Doch er besann sich, bevor er von seinem Hausrecht Gebrauch machte. »Bitte gehen Sie«, sagte Hansen leise.
»Man müßte Ihnen …« Färber hob die Hand und ließ sie wieder fallen. Brüsk wandte er sich ab und verließ das Zimmer.
Auf dem Flur stieß er fast mit Herta zusammen. Sie schien nicht im geringsten überrascht, ihm hier zu begegnen. Mit Augen, in denen der Wille zum Kampf funkelte, sah sie ihn an. Färber kannte diesen Blick … er war immer gleich. Im Zorn, in der Hingabe, in der Freude, sogar im Schmerz. Herta trug einen weißen Laborantinnen-Kittel. Das Haar hatte sie zurückgekämmt und im Nacken mit einer Spange zusammengerafft. Sie sah jünger aus, als sie war.

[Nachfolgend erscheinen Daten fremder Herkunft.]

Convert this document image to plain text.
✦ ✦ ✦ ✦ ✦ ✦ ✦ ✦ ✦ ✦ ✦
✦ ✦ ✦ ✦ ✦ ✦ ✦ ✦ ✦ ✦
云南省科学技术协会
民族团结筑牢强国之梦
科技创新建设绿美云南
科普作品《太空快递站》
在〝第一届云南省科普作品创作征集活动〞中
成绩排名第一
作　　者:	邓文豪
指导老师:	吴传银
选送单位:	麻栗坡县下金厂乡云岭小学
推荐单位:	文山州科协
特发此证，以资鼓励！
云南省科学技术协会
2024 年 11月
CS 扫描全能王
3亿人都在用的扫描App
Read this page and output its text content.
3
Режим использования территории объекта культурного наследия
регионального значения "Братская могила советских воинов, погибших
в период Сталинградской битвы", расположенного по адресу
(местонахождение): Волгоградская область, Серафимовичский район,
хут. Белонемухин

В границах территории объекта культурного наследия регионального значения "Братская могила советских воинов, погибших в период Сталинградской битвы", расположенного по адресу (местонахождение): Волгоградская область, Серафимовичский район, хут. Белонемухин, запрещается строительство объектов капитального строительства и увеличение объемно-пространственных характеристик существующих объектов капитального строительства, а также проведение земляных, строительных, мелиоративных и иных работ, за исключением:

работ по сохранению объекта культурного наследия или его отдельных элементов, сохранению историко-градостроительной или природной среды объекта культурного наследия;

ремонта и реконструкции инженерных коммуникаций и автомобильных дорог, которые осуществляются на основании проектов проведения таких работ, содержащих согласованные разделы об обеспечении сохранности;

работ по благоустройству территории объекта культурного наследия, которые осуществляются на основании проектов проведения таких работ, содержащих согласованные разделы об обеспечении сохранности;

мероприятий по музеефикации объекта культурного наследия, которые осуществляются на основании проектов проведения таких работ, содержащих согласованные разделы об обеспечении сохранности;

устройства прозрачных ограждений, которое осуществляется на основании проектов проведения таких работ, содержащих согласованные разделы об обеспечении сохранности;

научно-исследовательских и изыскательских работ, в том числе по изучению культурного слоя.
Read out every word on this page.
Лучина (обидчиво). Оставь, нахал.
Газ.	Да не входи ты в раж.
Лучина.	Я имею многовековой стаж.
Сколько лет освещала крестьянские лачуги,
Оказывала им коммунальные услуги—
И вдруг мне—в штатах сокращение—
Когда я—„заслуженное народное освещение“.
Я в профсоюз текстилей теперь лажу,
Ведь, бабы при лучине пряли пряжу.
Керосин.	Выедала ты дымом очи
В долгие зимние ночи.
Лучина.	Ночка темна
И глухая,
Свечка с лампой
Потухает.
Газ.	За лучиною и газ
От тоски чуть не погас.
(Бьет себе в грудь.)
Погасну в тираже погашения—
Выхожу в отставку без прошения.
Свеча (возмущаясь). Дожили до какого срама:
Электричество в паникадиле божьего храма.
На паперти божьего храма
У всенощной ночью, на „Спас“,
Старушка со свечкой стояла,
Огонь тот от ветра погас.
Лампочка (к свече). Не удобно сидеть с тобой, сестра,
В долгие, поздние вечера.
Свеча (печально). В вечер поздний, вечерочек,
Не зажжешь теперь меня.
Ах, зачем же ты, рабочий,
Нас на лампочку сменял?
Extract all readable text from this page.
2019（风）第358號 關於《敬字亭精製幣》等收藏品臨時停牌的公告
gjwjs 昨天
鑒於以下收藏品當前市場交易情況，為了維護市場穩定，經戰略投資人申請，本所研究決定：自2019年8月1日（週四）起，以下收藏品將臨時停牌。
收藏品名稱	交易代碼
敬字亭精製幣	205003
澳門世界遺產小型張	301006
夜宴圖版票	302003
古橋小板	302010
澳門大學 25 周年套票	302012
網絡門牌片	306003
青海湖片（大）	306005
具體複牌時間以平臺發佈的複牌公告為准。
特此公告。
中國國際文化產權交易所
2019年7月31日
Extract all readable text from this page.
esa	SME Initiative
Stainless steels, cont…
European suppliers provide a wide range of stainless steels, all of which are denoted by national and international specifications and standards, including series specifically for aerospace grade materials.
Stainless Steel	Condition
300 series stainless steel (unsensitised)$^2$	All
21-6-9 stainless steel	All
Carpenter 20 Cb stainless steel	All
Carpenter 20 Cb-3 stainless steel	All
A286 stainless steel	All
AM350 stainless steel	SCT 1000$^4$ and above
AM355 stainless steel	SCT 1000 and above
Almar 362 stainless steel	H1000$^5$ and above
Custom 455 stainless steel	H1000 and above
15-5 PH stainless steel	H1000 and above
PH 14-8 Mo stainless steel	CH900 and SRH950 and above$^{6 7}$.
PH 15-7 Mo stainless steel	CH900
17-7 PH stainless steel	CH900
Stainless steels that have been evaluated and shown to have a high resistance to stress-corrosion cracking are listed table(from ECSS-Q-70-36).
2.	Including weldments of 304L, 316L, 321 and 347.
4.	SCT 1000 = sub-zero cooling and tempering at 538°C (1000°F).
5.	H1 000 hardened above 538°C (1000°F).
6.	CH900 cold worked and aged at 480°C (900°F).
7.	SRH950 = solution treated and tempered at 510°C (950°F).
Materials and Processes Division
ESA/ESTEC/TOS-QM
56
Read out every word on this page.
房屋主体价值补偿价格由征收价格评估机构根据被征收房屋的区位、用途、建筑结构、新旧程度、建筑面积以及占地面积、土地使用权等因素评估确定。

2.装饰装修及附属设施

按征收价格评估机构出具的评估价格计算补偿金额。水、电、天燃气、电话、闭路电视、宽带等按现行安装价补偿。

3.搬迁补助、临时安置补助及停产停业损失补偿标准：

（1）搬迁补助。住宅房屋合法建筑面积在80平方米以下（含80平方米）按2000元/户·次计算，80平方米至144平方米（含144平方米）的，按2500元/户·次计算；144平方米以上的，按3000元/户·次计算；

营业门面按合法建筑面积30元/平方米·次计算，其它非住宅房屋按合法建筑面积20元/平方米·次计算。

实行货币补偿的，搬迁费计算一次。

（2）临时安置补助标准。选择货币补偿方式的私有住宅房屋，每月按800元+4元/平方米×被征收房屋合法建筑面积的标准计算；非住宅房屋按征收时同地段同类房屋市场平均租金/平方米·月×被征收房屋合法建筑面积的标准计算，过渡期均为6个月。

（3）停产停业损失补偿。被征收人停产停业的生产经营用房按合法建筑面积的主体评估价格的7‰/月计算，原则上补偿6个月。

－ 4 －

Hubert Färber wartete darauf, daß sie das erste Wort sagte. Er wartete umsonst. Hinten auf dem Flur ging eine Tür. Stimmen kamen näher und entfernten sich wieder. Herta schwieg beharrlich, nur ihr Gesicht veränderte sich zusehends.
Da ließ Färber sie wortlos stehen und hastete zum Ausgang, als befürchtete er, sie könne ihn ansprechen.
Herta Färber sah ihrem Mann nach. In seinem Schweigen lag die ganze Verachtung, die sie von ihm erwartet hatte. Aber sie hatte damit gerechnet, ja darauf gehofft, daß er ihr die Verachtung mit heftigen Worten entgegenschleuderte. Dann wäre die Begegnung hier anders verlaufen. Sie hatte sich alle erdenklichen Argumente sorgfältig zurechtgelegt.
Herta rannte ans Fenster am Ende des Flurs und sah ihm nach, bis sein Wagen aus der Auffahrt hinausschoß auf die Straße nach Plön.
Dann ging sie zurück zu Hansens Zimmer. Er schien das Eintreten Hertas nicht bemerkt zu haben. Als sie seine Schläfen streichelte, fuhr er zusammen und hob mit einem Ruck den Kopf.
»Nun ist es vorbei«, sagte sie.
Hansen hörte den Triumph in ihrer Stimme, er schüttelte den Kopf. »Es fängt erst an. Es war falsch, daß du ihn verlassen hast und zu mir gekommen bist. Und noch falscher von mir …«
»Ach!« Ihre Hand zog sich von seiner Schulter zurück. »Hat er dir Angst gemacht, und du bereust jetzt … Willst du mich aufgeben, weil er es will?«
Hansen stand auf und ging zur Tür.
»Jens!« Herta lief hinter ihm her. »Ich habe nur noch dich! Ich habe alles aufgegeben … und ich will dir sagen, warum: Ich bin damals gekommen, um zu spionieren, im Auftrag von Hubert. Das hat er dir wahrscheinlich nicht verraten. Und ich bin geblieben, weil ich spürte, daß du jemanden brauchtest, der am Wendepunkt deines Lebens bei dir ist. Selbst deine Frau hatte dich verlassen. Nur Fremde waren um dich … und du warst so verzweifelt.«
Hansen hielt die Klinke der Tür umklammert. »Ich werde heute nachmittag nach Hamburg fahren, zu Karin.«
»Zu Karin …?« Hertas Stimme schwankte. Zum erstenmal war sie überrumpelt worden.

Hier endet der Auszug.